Lukashenko’s annual Address to Belarusian People and the National Assembly: Is Belarus ready to attack Ukraine?

On 28th January for almost three hours, Aleksandr Lukashenko delivered his annual speech in front of the joint chambers of the Belarusian Parliament and more than 2500 delegates and media representatives from all over the country. Traditionally this event should have taken place in April, but in recent years the Belarusian president seems to have ignored this rule because in 2020 he delivered it in August two days before the presidential elections and in 2021 he chose to cancel it citing the increase in the number of coronavirus cases among the Belarusian citizens. However, in his annual address Aleksandr Lukashenko did not miss the opportunity to reiterate his support for the strategic partnership with the Russian Federation as well as the adversity towards the West, which he accused of trying to paint Belarus as aggressor. The president of Belarus, began his speech by mentioning that he will involve the country in a war only in two cases: if it faces a direct military aggression against Belarus or if the Russian Federation is attacked by the West. He justified his participation in a possible military confrontation alongside Russia by citing the obligations arising from the signing of agreements on the creation of the Union State but added that he does not want to start any war because he considers it scary. At the same time, Lukashenko said that he will try to return Ukraine to the bosom of the Slavic peoples, to defend it in front of politicians who try to destroy it and subordinate it to the West.

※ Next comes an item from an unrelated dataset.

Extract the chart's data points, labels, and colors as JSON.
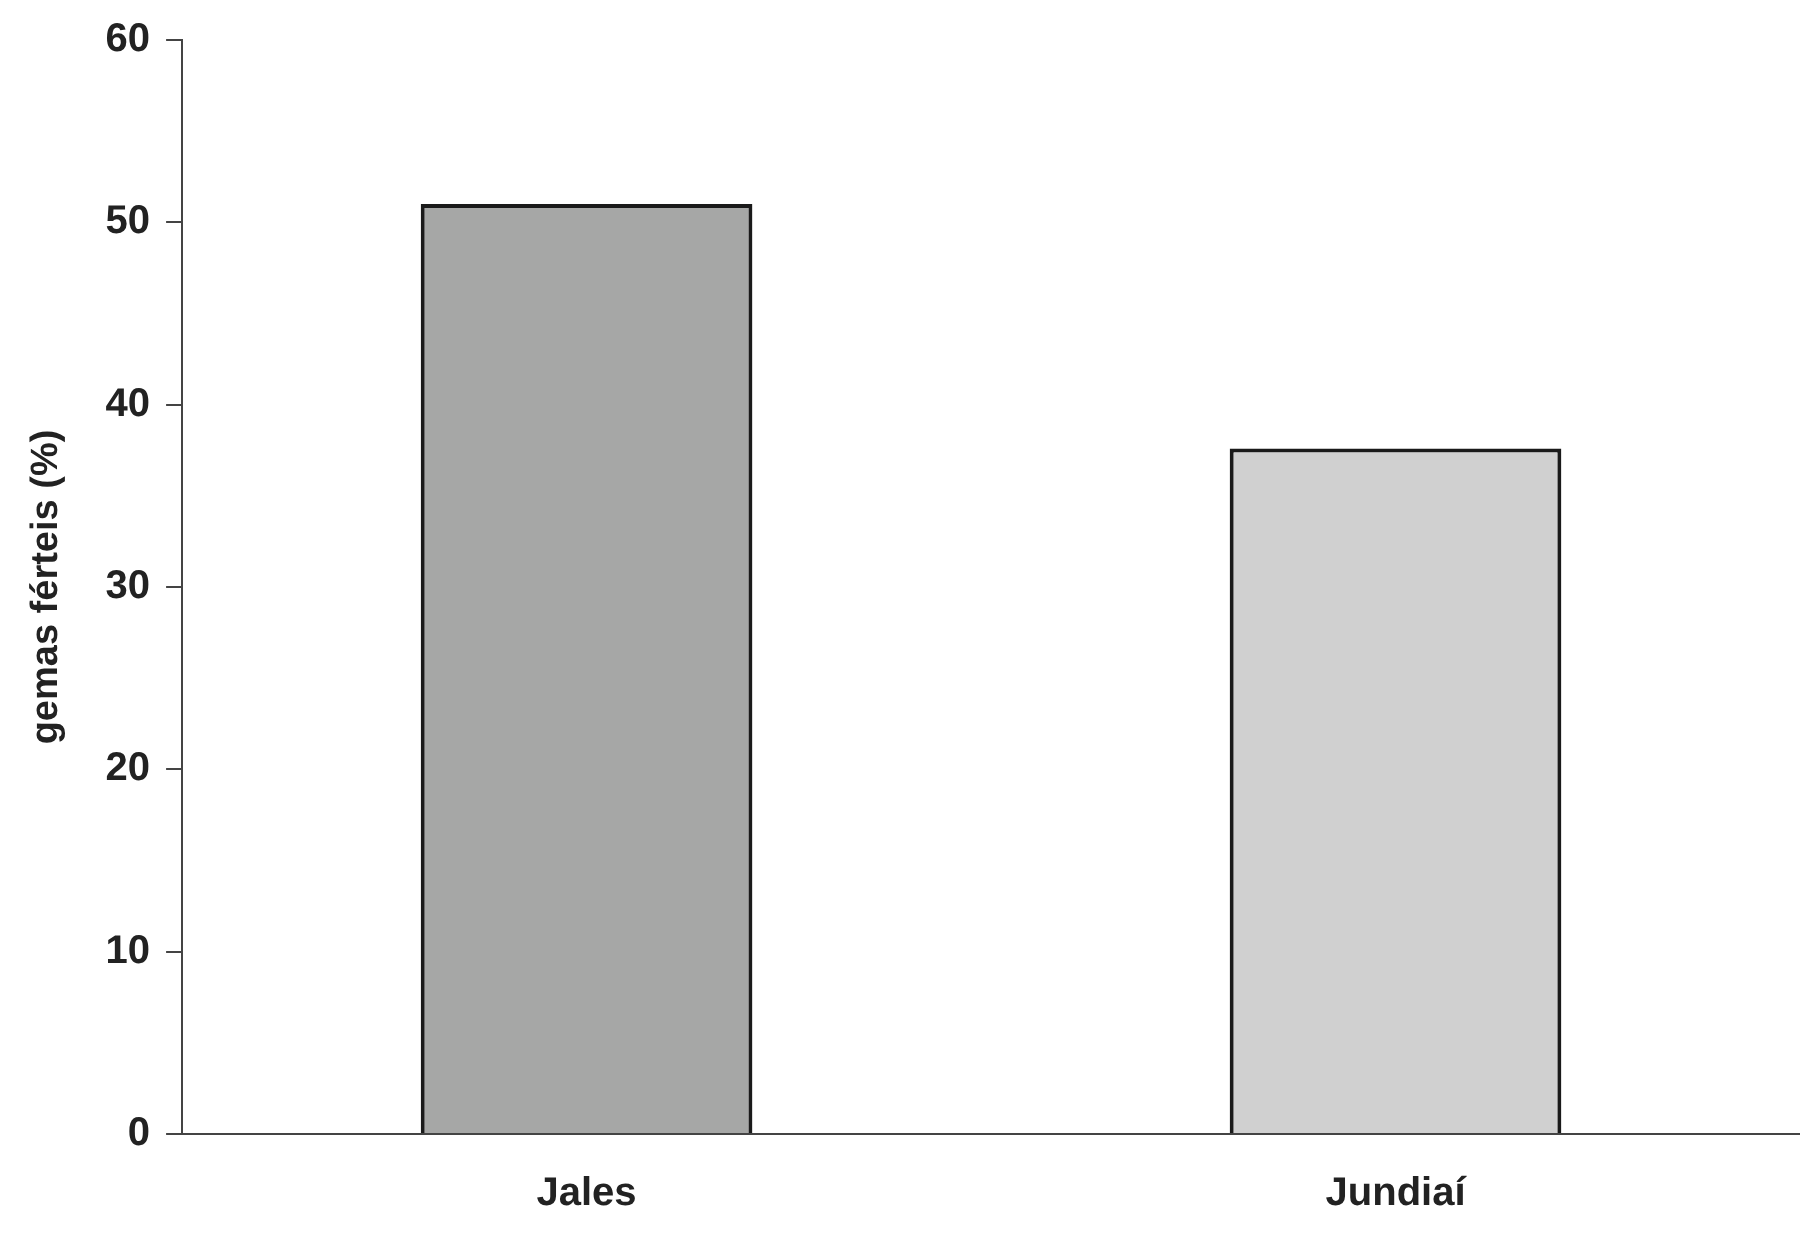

Also in the same speech, Europe’s last dictator wanted to assure the audience that Russia will never annex Belarus because the country will fight for the preservation of its statehood on the European map. Moreover, Aleksandr Lukashenko made blunt statements against the states neighbouring Belarus. He warned Lithuania not to unleash a war with the other Baltic states, as this could lead to the loss of its independence and sovereignty, and accused Poland of trying to bring back to its control the Belarusian territories it administered in the interwar period as well as of promoting in the current migrant crisis, a fascist policy because it shot and buried hundreds of thousands of people in the forests on the border with Belarus. At the same time. Lukashenko stressed that sanctions imposed by the EU and the USA are an element of hybrid war and that they are working according to the algorithm: sanctions – internal rebellion – military invasion. The head of the Republic of Belarus also wanted to send a message to political opponents. In his mocking style, he advised them to “come home, repent and kneel”. At the end of his speech Aleksandr Lukashenko added that he is ready to leave his post as president of Belarus if the Belarusian People’s Assembly asks him to do so and that during February he will again address the Belarusian people in order to explain what the amendments to the country’s Constitution entail. However, it is hard to believe that the Belarusian president will allow Russia to attack Ukraine using the territory of Belarus. But it’s not impossible. If he will do that, he will lose all credibility internationally. Unless he lost it after the august 2020 presidential elections. Today Europe’s last dictator has only one ally – his Russian counterpart Vladimir Putin but for him there is one thing much more important than approving the invasion of Ukraine through Belarus, namely his own political survival. The referendum on amending the country’s Constitution is closer than ever. It is scheduled to take place on February 27th, 2022.